The spreading of “fake news” has gotten out of control lately. Facebook has been one of the worst culprits, with an overabundance of fake news stories populating its site.
It’s hard enough trying to decipher which news stories are real or fake, but things are getting worse. Now, you have to watch out for fake ads as well.
How fake ads are plaguing Facebook
People are seeing fake ads showing up in their News Feeds. A recent example is an ad claiming that Queen Elizabeth has died.
If you click on one of these fake ads, you will be taken to a fraudulent site. In the case of the “Queen Elizabeth has died” ad, clicking on it led to a fake Facebook page claiming that your computer could be infected with a virus and you needed to call a phone number that was provided to get rid of it. Of course, this is a scam.
The news of fake ads populating the social media giant’s site comes right after the company took steps to thwart fake news. We recently told you how Facebook is trying to deal with sham accounts that create the fake news.
Even though the company is trying to rid its site of fake news, anyone can pay Facebook to post an ad. The advertisement goes through an automated system, which allows for fake ads to slip through.
Facebook relies on its users to report fake ads. Once the company verifies the ad is not real, they are removed from the site.
If you see any ad on the site that you believe is fake, you’re asked to take a screen shot of it and report it. Click here if you want to report an ad.

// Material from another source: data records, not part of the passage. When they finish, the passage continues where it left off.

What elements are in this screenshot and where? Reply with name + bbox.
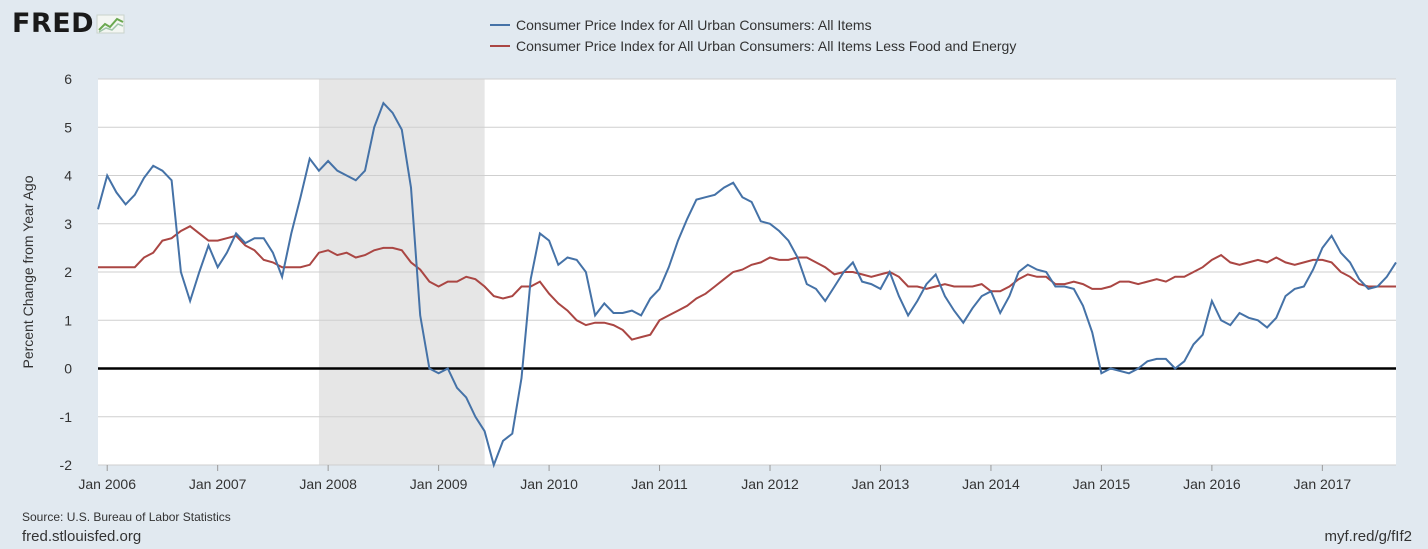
y-tick-label: 6 [64,71,72,87]
line-graph-icon [96,14,125,33]
site-link[interactable]: fred.stlouisfed.org [22,528,142,545]
y-tick-label: 3 [64,216,72,232]
y-axis-ticks: -2 -1 0 1 2 3 4 5 6 [60,71,73,473]
series-line-core[interactable] [98,225,1396,341]
x-tick-label: Jan 2011 [631,476,688,492]
series-line-all-items[interactable] [97,101,1397,469]
x-tick-label: Jan 2007 [189,476,247,492]
y-tick-label: 5 [64,119,72,135]
x-axis-ticks: Jan 2006 Jan 2007 Jan 2008 Jan 2009 Jan 2010… [78,465,1351,492]
y-tick-label: -1 [60,409,73,425]
x-tick-label: Jan 2015 [1073,476,1131,492]
y-tick-label: 4 [64,168,72,184]
short-link[interactable]: myf.red/g/fIf2 [1324,528,1412,545]
x-tick-label: Jan 2013 [852,476,910,492]
legend-label-all-items: Consumer Price Index for All Urban Consu… [516,17,872,33]
x-tick-label: Jan 2017 [1294,476,1352,492]
x-tick-label: Jan 2016 [1183,476,1241,492]
x-tick-label: Jan 2009 [410,476,468,492]
fred-logo-text: FRED [12,8,95,39]
x-tick-label: Jan 2006 [78,476,136,492]
x-tick-label: Jan 2010 [520,476,578,492]
y-tick-label: 0 [64,361,72,377]
legend-swatch-all-items [490,24,510,26]
y-tick-label: 1 [64,312,72,328]
source-note: Source: U.S. Bureau of Labor Statistics [22,510,231,524]
x-tick-label: Jan 2008 [299,476,357,492]
x-tick-label: Jan 2012 [741,476,799,492]
x-tick-label: Jan 2014 [962,476,1020,492]
y-tick-label: -2 [60,457,73,473]
legend-swatch-core [490,45,510,47]
y-tick-label: 2 [64,264,72,280]
legend-label-core: Consumer Price Index for All Urban Consu… [516,38,1017,54]
legend-item-all-items[interactable]: Consumer Price Index for All Urban Consu… [490,17,872,33]
legend-item-core[interactable]: Consumer Price Index for All Urban Consu… [490,38,1016,54]
fred-logo[interactable]: FRED [12,8,126,39]
y-axis-label: Percent Change from Year Ago [20,175,36,368]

Don’t be scammed on Facebook
It’s very important that you use caution when using social media. Here are some quick ways you can avoid scams and protect your Facebook account against various threats.

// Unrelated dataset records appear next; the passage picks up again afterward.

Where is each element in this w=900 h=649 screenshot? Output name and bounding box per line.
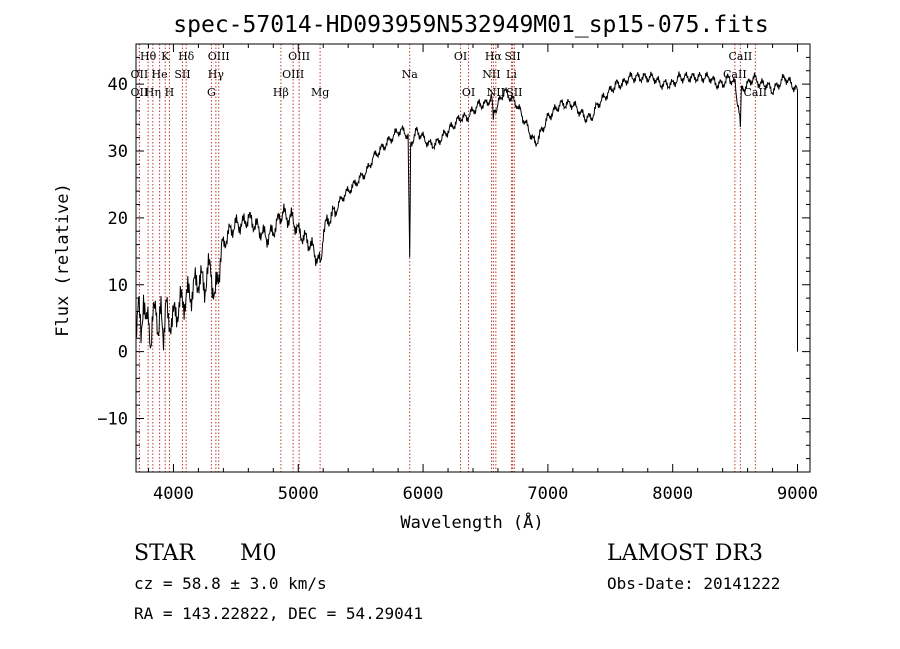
spectral-line-label: K [161,50,170,63]
y-axis-label: Flux (relative) [53,183,73,337]
spectrum-line [135,71,798,352]
object-subclass: M0 [240,541,277,566]
y-tick-label: 0 [118,343,128,363]
spectral-line-label: Na [402,68,419,81]
y-tick-label: 10 [108,276,128,296]
x-tick-label: 7000 [527,484,568,504]
x-tick-label: 9000 [777,484,818,504]
y-tick-label: 20 [108,209,128,229]
spectral-line-label: Hα [485,50,503,63]
survey-name: LAMOST DR3 [607,541,763,566]
object-class: STAR [134,541,196,566]
x-tick-label: 5000 [278,484,319,504]
x-tick-label: 4000 [153,484,194,504]
x-axis-label: Wavelength (Å) [400,511,543,533]
spectral-line-label: OII [131,68,149,81]
y-axis-ticks: −10 0 10 20 30 40 [97,56,810,460]
observation-date: Obs-Date: 20141222 [607,574,780,593]
spectrum-series [135,71,798,352]
spectral-line-label: OIII [208,50,230,63]
plot-frame [135,43,811,473]
spectral-line-label: Hβ [273,86,289,99]
spectral-line-label: NII [482,68,500,81]
x-tick-label: 8000 [652,484,693,504]
redshift-value: cz = 58.8 ± 3.0 km/s [134,574,327,593]
x-axis-ticks: 4000 5000 6000 7000 8000 9000 [147,44,818,504]
spectral-line-label: CaII [743,86,767,99]
y-tick-label: −10 [97,410,128,430]
spectral-line-label: SII [174,68,190,81]
spectral-line-label: SII [506,86,522,99]
spectral-line-label: OI [462,86,475,99]
spectral-line-label: Mg [311,86,329,99]
spectral-line-label: CaII [729,50,753,63]
chart-title: spec-57014-HD093959N532949M01_sp15-075.f… [173,12,768,38]
spectral-line-label: Li [506,68,517,81]
spectral-line-label: H [165,86,175,99]
spectral-line-label: Hδ [178,50,195,63]
x-tick-label: 6000 [403,484,444,504]
spectral-line-label: OI [454,50,467,63]
coordinates: RA = 143.22822, DEC = 54.29041 [134,604,423,623]
spectral-line-label: Hη [145,86,161,99]
spectral-line-label: G [207,86,216,99]
spectral-lines-layer [138,44,756,472]
spectral-line-label: Hθ [140,50,157,63]
spectral-line-label: CaII [723,68,747,81]
y-tick-label: 30 [108,142,128,162]
spectral-line-label: Hγ [208,68,225,81]
y-tick-label: 40 [108,75,128,95]
spectral-line-label: OIII [282,68,304,81]
spectral-line-label: OII [131,86,149,99]
spectral-line-label: OIII [288,50,310,63]
spectral-line-label: SII [504,50,520,63]
spectral-line-label: He [152,68,168,81]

- Update your Facebook security settings – If it’s been a while since you tweaked your settings, it’s a good idea to run through Facebook’s security checkup. Keeping your account private and secure can help you stay out of sight from hackers and scammers.
- Be cautious with links – If you get a notification or see a post that you find suspicious, don’t click on its links. It’s better to type the website’s address directly into a browser than clicking on a link. Before you ever click on a link, hover over it with your mouse to see where it is going to take you. If the destination isn’t what the link claims, do not click on it.
- Do an online search – If you see an ad that makes outrageous claims, like Sylvester Stallone has died, instead of clicking on the post, do an online search on the topic. If the story is true you will find it on a legitimate news source.
- Watch for typos – Scams are infamous for having typos. If you see an ad that is riddled with spelling and grammar errors, they’re most likely fake.